Google has announced Project Euphonia at I/O in May, as an attempt to make speech recognition easy and capable of understanding people who’re voices differ from the standard speaking voices or impediments. The company has published a paper explaining some of the AI work showing off its new capability.
The AI interface sometimes functions problematically while hearing voices of people with motor impairments, like the ones produced by degenerative diseases like amyotrophic lateral sclerosis (ALS.
Google research scientist Dimitri Kanevsky, who himself has impaired speech, attempted to interact with one of the company’s own products with the help of related work Parrotron.
The research team describes it as:
ASR [automatic speech recognition] systems are most often trained from ‘typical’ speech, which means that underrepresented groups, such as those with speech impairments or heavy accents, don’t experience the same degree of utility.
…Current state-of-the-art ASR models can yield high word error rates (WER) for speakers with only a moderate speech impairment from ALS, effectively barring access to ASR reliant technologies.
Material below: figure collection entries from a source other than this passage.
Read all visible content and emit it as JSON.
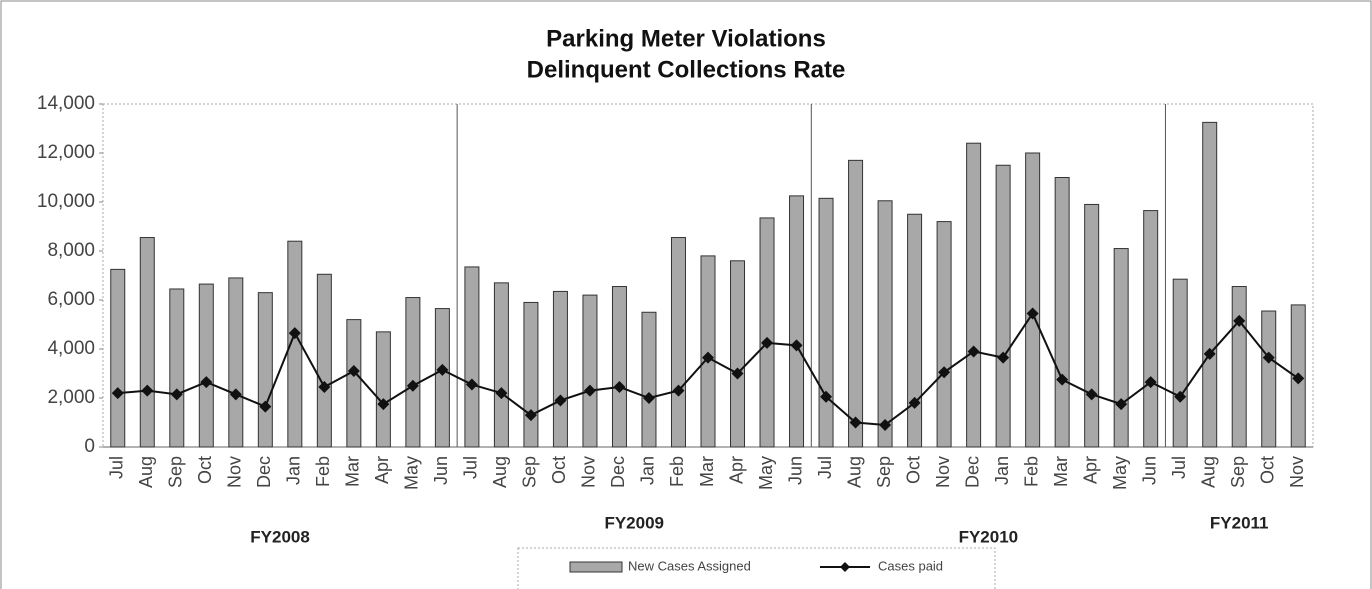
{
  "chart_data": {
    "type": "bar-line",
    "title": "Parking Meter Violations",
    "subtitle": "Delinquent Collections Rate",
    "groups": [
      {
        "name": "FY2008",
        "months": [
          "Jul",
          "Aug",
          "Sep",
          "Oct",
          "Nov",
          "Dec",
          "Jan",
          "Feb",
          "Mar",
          "Apr",
          "May",
          "Jun"
        ]
      },
      {
        "name": "FY2009",
        "months": [
          "Jul",
          "Aug",
          "Sep",
          "Oct",
          "Nov",
          "Dec",
          "Jan",
          "Feb",
          "Mar",
          "Apr",
          "May",
          "Jun"
        ]
      },
      {
        "name": "FY2010",
        "months": [
          "Jul",
          "Aug",
          "Sep",
          "Oct",
          "Nov",
          "Dec",
          "Jan",
          "Feb",
          "Mar",
          "Apr",
          "May",
          "Jun"
        ]
      },
      {
        "name": "FY2011",
        "months": [
          "Jul",
          "Aug",
          "Sep",
          "Oct",
          "Nov"
        ]
      }
    ],
    "series": [
      {
        "name": "New Cases Assigned",
        "kind": "bar",
        "color": "#a8a8a8",
        "values": [
          7250,
          8550,
          6450,
          6650,
          6900,
          6300,
          8400,
          7050,
          5200,
          4700,
          6100,
          5650,
          7350,
          6700,
          5900,
          6350,
          6200,
          6550,
          5500,
          8550,
          7800,
          7600,
          9350,
          10250,
          10150,
          11700,
          10050,
          9500,
          9200,
          12400,
          11500,
          12000,
          11000,
          9900,
          8100,
          9650,
          6850,
          13250,
          6550,
          5550,
          5800
        ]
      },
      {
        "name": "Cases paid",
        "kind": "line",
        "color": "#111111",
        "values": [
          2200,
          2300,
          2150,
          2650,
          2150,
          1650,
          4650,
          2450,
          3100,
          1750,
          2500,
          3150,
          2550,
          2200,
          1300,
          1900,
          2300,
          2450,
          2000,
          2300,
          3650,
          3000,
          4250,
          4150,
          2050,
          1000,
          900,
          1800,
          3050,
          3900,
          3650,
          5450,
          2750,
          2150,
          1750,
          2650,
          2050,
          3800,
          5150,
          3650,
          2800
        ]
      }
    ],
    "ylim": [
      0,
      14000
    ],
    "yticks": [
      0,
      {
        "value": 2000,
        "label": "2,000"
      },
      {
        "value": 4000,
        "label": "4,000"
      },
      {
        "value": 6000,
        "label": "6,000"
      },
      {
        "value": 8000,
        "label": "8,000"
      },
      {
        "value": 10000,
        "label": "10,000"
      },
      {
        "value": 12000,
        "label": "12,000"
      },
      {
        "value": 14000,
        "label": "14,000"
      }
    ],
    "legend": "bottom"
  }
}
For the research, the researchers at Google collected hours of spoken audio data from people with ALS. Each person is affected differently by their condition, so accommodating the effects of the disease is not the same as accommodating other speech problems such as an unusual accent.
A standard voice-recognition model was used as a base, then restructured in a few different experimental ways, training it on the new audio. This largely reduced the word error rates. This proved that with relatively little change in the original model and no heavy computation when adjusting to new voices, the technology can be better.
The researchers also found that the model had two kinds of errors as it is still confused by a given phoneme (an individual speech sound like an “e” or “f”). First, it failed to recognize the phoneme for what it was intended, hence not recognizing the word itself. Second, the model had to choose the phoneme which the speaker intended to speak and might select the wrong one in cases where two or more words sound relatively similar.
The second error can be rectified intelligently. The AI system may be able to use what it already knows of the human language and the speakers own voice or the context in which they are speaking to fill in the gaps intelligently.